Commit graph

1 commit

Author SHA1 Message Date
max
b809e1e26e auto_fetch_samples: pick Linux i386 ELF; manifest matches theZoo
User caught it: I shipped the theZoo path without running it
end-to-end. A real fetch on the Pi exposed two bugs:

1. Family-name matcher was substring-strict. "Cryptolocker-class"
   wouldn't match the dir "CryptoLocker_22Jan2014" because "-class"
   isn't in the dir name. Now expands to a sequence of tokens
   (full, head-of-dash, head-of-dot, head-of-underscore) and tries
   each. First match wins.

2. Extraction picker was "largest non-text" — a bad heuristic for
   theZoo, where each Linux.* zip often contains MULTIPLE binaries
   for different platforms (Linux i386, x86-64, ARM, FreeBSD, sometimes
   even Windows PE). The largest is rarely the i386 Linux ELF that
   would actually run on Metasploitable2. Now sniffs ELF magic bytes
   in stdlib and tiers:
     1. Linux i386 ELF (largest first)
     2. any other ELF (best-effort, may not execute)
     3. largest non-text (Wine fallback)

Verified end-to-end on the Pi against a real theZoo clone (~500 MB,
263 family dirs, 2026-05-01 fresh pull):

  linux-encoder-ransomware  → ELF 32-bit Intel i386 SYSV (278 KB)
  linux-wirenet-rat         → ELF 32-bit Intel i386 SYSV (64 KB)
  linux-rex-ransomware      → ELF 32-bit Intel i386 SYSV Go (7.6 MB)
  linux-neurevt-bot         → ELF 32-bit Intel i386 SYSV (3.0 MB)
  linux-earthkrahang-apt    → ELF 32-bit Intel i386 GNU/Linux (5.8 MB)

5/5 picks are runnable Linux i386 ELFs.

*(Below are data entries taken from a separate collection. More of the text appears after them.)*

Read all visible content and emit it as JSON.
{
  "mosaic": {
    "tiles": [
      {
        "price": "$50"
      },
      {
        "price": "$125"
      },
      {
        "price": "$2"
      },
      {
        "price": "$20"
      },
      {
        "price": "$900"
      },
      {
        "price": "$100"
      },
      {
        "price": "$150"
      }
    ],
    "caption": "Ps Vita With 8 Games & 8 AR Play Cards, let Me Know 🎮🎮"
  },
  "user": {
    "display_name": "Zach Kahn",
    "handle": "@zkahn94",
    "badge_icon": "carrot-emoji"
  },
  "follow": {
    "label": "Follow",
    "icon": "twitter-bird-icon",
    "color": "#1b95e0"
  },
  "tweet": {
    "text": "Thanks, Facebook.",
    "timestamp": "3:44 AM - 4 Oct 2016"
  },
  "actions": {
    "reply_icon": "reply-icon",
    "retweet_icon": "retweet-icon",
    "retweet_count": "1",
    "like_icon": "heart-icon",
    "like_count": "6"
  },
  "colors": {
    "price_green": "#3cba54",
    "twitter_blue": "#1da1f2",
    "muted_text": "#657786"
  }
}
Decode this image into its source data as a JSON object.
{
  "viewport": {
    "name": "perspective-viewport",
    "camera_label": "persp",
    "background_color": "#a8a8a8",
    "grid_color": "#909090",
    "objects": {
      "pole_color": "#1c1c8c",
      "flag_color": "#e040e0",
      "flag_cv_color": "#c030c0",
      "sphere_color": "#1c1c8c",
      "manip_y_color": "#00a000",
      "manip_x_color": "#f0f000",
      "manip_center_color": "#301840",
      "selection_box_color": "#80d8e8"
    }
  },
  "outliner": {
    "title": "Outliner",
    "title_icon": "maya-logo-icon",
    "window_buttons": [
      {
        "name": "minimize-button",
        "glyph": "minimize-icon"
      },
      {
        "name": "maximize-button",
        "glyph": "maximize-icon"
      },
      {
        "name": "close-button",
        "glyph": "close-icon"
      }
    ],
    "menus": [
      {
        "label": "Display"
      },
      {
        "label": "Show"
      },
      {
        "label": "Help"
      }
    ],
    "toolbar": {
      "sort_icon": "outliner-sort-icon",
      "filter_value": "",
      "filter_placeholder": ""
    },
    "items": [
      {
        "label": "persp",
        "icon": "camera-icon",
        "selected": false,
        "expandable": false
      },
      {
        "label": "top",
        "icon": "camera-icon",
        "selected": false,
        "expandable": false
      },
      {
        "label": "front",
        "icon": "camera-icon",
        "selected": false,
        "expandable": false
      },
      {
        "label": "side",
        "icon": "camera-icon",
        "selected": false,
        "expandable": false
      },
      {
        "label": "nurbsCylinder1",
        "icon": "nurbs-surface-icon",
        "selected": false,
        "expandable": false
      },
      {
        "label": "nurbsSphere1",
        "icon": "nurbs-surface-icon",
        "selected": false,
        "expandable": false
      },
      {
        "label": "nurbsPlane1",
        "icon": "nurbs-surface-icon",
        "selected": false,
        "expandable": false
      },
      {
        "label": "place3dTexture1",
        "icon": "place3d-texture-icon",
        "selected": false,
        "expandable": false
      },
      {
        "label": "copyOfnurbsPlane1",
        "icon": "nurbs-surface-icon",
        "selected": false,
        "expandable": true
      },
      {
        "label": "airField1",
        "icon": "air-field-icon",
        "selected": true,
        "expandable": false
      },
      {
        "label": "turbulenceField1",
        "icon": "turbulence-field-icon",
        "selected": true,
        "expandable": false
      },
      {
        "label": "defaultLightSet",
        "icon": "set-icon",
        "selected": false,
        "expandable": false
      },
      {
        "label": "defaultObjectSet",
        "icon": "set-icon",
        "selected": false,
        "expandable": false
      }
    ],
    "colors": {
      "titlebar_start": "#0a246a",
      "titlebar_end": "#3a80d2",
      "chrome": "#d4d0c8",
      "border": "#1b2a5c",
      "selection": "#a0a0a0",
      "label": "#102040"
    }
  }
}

Manifest rewrites in place
add source/sha256/url; meta.sample.kind goes to "real" automatically.

Manifest rewritten:
  - Old families (XMRig, Mirai, Cryptolocker-class, Dridex, Kovter,
    Reverse-Shell) → mostly absent from theZoo's Linux catalog or
    matched the wrong arch.
  - New families chosen against a verified theZoo presence list:
    Linux.Encoder, Linux.Wirenet, Ransomware.Rex, Neurevt,
    EarthKrahang.
  - XMRig + Kovter remain as mimic-only fallbacks (theZoo lacks a
    runnable Linux i386 binary for these; orchestrator falls back
    to the mimic profile).

Tests added (tests/test_auto_fetch_samples.py): 13 cases covering
ELF magic detection (i386 accepted, FreeBSD/x86-64/ARM/PE32/text
all rejected), family-token expansion (the "-class" suffix bug),
extraction picker (prefers Linux i386 over larger non-Linux ELFs),
manifest in-place rewrite preserves mode + skips entries that
already have sha256.

What's still NOT verified end-to-end (requires a lab host with
KVM x86):
  - Metasploitable2 boot under QEMU
  - vsftpd_234_backdoor exploit fire via msfrpcd
  - chunked binary upload through a real shell session
  - real binary executing inside a Metasploitable2 guest

The Pi is ARM64 — can't run Metasploitable2. install-tier-3-4.sh's
verify step (run_tier3_demo.py) covers all four on a real lab host;
deploy verifies on first run there.

171/171 tests pass.
2026-05-01 03:28:26 -05:00